Our baseline results for almost 6000 simulation runs showed that the protocol is resilient based on our metrics (<1% net insolvent value percentage of the entire protocol and <5% net insolvent value percentage of every asset). The graphs below show the percentage of users who will have any insolvency and the net insolvent value percentage of each asset in our initial simulation runs.
The initial simulation runs also serve to identify which assets’ parameters could have the largest impact on the health of the protocol. We chose YFI to study the impacts of various borrow parameters and liquidation parameters. Below is a graph of YFI asset net insolvent value percentage as a function of correlated asset volatility and loan-to-value ratio. Note that the insolvent value percentage is monotonic in both loan-to-value and volatility scalar, as one intuitively expects.

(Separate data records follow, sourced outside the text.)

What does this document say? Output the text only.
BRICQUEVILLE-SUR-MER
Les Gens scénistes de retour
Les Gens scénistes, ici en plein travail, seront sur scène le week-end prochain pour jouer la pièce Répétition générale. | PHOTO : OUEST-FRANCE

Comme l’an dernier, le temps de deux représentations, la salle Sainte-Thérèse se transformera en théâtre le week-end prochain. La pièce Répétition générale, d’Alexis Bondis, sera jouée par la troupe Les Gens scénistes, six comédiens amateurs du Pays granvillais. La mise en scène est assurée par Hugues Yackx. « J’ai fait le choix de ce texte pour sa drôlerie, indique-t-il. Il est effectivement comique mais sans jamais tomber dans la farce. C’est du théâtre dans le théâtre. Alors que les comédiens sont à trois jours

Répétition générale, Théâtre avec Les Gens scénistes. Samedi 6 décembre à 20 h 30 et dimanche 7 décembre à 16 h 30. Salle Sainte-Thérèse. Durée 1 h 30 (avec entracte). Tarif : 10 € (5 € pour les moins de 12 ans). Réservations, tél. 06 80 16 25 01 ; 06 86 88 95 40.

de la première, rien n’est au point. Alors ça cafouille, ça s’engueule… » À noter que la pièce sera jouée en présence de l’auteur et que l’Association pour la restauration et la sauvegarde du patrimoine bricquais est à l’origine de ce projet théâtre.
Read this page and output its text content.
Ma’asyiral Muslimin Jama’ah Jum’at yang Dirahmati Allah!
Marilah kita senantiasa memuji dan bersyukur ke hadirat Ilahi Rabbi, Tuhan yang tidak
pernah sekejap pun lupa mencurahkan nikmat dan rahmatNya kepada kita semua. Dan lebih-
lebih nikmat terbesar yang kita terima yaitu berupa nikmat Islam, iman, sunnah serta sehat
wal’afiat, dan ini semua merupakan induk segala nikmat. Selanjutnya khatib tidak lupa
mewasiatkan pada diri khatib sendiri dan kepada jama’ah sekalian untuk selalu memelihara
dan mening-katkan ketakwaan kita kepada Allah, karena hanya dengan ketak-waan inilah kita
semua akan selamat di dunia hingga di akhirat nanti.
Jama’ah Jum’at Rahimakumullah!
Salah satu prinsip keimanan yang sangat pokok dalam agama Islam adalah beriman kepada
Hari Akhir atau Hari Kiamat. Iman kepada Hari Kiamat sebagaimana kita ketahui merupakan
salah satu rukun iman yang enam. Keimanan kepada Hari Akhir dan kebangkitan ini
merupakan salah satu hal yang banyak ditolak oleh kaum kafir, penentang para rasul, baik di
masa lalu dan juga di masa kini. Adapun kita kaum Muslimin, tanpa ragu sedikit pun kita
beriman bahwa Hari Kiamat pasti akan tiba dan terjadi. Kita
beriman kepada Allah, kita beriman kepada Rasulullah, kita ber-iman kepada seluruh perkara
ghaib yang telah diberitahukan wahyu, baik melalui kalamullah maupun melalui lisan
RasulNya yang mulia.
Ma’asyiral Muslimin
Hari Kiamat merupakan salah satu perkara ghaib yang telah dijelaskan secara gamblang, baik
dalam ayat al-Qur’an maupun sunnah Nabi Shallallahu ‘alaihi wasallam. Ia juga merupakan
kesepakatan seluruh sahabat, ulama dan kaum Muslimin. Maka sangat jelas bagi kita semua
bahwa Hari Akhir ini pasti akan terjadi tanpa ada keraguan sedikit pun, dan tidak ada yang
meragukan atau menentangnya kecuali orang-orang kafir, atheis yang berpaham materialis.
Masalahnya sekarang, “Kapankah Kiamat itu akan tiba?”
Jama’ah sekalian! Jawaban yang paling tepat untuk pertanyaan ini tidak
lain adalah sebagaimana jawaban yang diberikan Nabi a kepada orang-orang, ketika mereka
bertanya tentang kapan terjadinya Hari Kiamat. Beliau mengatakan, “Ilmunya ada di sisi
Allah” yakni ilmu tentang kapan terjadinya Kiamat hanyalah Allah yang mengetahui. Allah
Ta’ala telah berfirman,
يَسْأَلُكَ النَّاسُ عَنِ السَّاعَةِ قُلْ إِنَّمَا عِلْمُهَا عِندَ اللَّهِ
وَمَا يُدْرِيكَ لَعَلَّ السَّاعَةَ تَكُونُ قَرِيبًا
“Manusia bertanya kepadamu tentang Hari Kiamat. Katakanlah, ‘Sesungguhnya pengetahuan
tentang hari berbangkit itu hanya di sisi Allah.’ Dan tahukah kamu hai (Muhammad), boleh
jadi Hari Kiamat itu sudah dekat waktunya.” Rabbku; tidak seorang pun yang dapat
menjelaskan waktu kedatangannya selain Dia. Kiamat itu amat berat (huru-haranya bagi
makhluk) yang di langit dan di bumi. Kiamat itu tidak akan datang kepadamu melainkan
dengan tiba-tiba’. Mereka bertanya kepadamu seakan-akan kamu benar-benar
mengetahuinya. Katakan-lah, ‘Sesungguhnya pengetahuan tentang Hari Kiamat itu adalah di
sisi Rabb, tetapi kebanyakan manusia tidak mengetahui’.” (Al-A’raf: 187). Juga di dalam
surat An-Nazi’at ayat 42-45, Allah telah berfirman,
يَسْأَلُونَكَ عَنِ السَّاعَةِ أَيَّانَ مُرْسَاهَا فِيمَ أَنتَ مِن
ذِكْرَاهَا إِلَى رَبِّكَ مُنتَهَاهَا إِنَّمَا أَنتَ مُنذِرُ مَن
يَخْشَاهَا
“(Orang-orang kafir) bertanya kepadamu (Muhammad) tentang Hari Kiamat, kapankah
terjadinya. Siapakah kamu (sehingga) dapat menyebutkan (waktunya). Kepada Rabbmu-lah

Next is a graph of YFI asset net insolvent value percentage as a function of correlated asset volatility and liquidation threshold. Note that the choice of liquidation threshold is only important at high enough volatilities: at low volatilities, changes to the threshold do little to change net insolvent value.
This is a graph of YFI asset net insolvent value percentage as a function of correlated asset volatility and liquidation bonus. Note that this measures the likelihood of correlated cascades (e.g. the y-axis is the volatility of an asset highly correlated to YFI with different liquidity levels). This figure illustrates that correlated assets admit a `safe region’ in terms of liquidation bonus where net insolvent value stays relatively low. Unlike the previous figure, we see that there is a much stronger dependence on liquidation threshold even at lower volatility scalars.
This is the total collateralization of the Aave protocol as a function of correlated asset volatility and liquidation bonus. Note that the total collateralization ratio of the system is inversely related to the net insolvency value at high volatility levels when the liquidation bonus is above 115%.
Finally, this is the percentage of simulation runs that ended with significant slashing (>1% Safety Module sold and >10% decrease in USD value). Note that we only observe significant slashing at high liquidation bonus and volatilities and that there is a `safe region’ of moderately sized liquidation bonuses.
In section 6.3.1 of the formal report, we give a more mathematical explanation for why the liquidation bonus has this relationship with protocol safety.
In this report we conducted a market-risk assessment of the Aave protocol via agent-based simulations run against the Aave contracts.
We stress-tested the liquidation mechanism under a wide range of market volatility and sizing scenarios to ensure that the protocol can prevent borrowers from becoming under-collateralized in most of these cases.
We also used historical market data from centralized and decentralized cryptocurrency exchanges to ensure that assumptions about volatility and slippage are representative of real-world conditions.
We found that the protocol can withstand aggressive borrowing parameters even in extreme asset volatility and network congestion situations. However, variations in the liquidation bonuses of the protocol lead to more drastic and unexpected results, and liquidation bonus should not be the primary tool used to adjust protocol-wide market risk.
We also studied the relationship between borrower behavior as a result of borrowing parameter adjustments to understand the returns of both AAVE holders and lenders on the Aave protocol as a result of parameter changes. As market conditions change,
the optimal parameters and suggestions will need to dynamically shift as well.
Our results suggest that monitoring and adjustment of protocol parameters is crucial for reducing risk to lenders and slashing in the safety module.
The community can expect us to be more active going forward with parameter suggestions and liquidation analysis in the near future!